Hyperlinking between conceptually related items is also a significant benefit. On-line encyclopedias, like
Wikipedia, offer the additional advantage of being (potentially) dynamic: new information can be presented almost immediately, rather than waiting for the next release of a static format (as with a disk- or paper-based publication). Many printed encyclopedias traditionally published annual supplemental volumes ("yearbooks") to update events between editions, as a partial solution to the problem of staying up-to-date, but this of course required the reader to check both the main volumes and the supplemental volume(s). Some disk-based encyclopedias offer subscription-based access to online updates, which are then integrated with the content already on the user's hard disk in a manner not possible with a printed encyclopedia.
Information in a printed encyclopedia necessarily needs some form of hierarchical structure. Traditionally, the method employed is to present the information ordered alphabetically by the article title.

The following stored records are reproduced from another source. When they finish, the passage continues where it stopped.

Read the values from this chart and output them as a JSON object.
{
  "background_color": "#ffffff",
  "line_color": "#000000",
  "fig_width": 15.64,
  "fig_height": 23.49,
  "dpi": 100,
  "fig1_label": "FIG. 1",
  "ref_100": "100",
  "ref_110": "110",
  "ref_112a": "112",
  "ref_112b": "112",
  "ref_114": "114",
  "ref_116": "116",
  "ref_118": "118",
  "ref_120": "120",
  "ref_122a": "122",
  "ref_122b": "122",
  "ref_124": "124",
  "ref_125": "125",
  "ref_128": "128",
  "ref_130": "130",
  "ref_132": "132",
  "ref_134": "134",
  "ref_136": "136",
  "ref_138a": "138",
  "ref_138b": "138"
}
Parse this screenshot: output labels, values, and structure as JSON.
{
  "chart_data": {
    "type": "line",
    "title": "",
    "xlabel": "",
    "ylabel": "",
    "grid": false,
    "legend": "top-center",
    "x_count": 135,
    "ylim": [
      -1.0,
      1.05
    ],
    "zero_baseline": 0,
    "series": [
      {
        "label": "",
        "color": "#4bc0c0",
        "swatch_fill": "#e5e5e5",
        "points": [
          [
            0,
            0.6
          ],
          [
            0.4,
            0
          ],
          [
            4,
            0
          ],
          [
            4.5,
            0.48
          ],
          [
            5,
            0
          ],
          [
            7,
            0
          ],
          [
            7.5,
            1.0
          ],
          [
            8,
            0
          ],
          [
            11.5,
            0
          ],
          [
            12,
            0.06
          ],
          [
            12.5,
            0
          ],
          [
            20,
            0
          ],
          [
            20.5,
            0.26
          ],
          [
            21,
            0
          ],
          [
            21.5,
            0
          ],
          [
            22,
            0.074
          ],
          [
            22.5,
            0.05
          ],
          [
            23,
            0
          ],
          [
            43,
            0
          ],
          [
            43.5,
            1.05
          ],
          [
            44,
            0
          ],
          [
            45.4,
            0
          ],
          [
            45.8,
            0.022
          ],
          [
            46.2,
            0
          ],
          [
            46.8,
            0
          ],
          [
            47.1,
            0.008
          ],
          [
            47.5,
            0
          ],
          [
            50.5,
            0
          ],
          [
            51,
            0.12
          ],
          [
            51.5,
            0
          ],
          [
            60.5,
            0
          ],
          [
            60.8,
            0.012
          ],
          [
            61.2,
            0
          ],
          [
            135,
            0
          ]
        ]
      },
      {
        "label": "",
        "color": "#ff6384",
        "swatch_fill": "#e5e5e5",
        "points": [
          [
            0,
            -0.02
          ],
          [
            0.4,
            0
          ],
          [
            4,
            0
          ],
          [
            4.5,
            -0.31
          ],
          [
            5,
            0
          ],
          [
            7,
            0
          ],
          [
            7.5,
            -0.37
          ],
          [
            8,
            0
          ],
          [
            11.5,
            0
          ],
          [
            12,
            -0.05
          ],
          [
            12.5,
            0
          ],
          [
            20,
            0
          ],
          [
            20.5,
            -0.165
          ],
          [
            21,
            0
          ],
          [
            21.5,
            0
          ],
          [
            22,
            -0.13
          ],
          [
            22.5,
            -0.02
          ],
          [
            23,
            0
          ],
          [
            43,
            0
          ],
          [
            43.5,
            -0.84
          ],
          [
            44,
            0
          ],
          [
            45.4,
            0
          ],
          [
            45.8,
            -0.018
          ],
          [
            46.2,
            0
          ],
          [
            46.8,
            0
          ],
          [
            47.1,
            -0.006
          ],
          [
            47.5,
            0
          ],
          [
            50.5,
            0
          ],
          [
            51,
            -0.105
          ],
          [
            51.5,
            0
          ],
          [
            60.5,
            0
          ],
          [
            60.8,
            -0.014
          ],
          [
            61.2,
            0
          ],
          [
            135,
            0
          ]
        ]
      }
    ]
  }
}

However with the advent of dynamic electronic formats the need to impose a pre-determined structure is less necessary. Nonetheless, most electronic encyclopedias still offer a range of organizational strategies for the articles, such as by subject area or alphabetically.
CD-ROM and INTERNET-based encyclopedias also offer greater search abilities than printed versions. While the printed versions rely on indexes to assist in searching for topics, computer accessible versions allow searching through article text for keywords or phrases.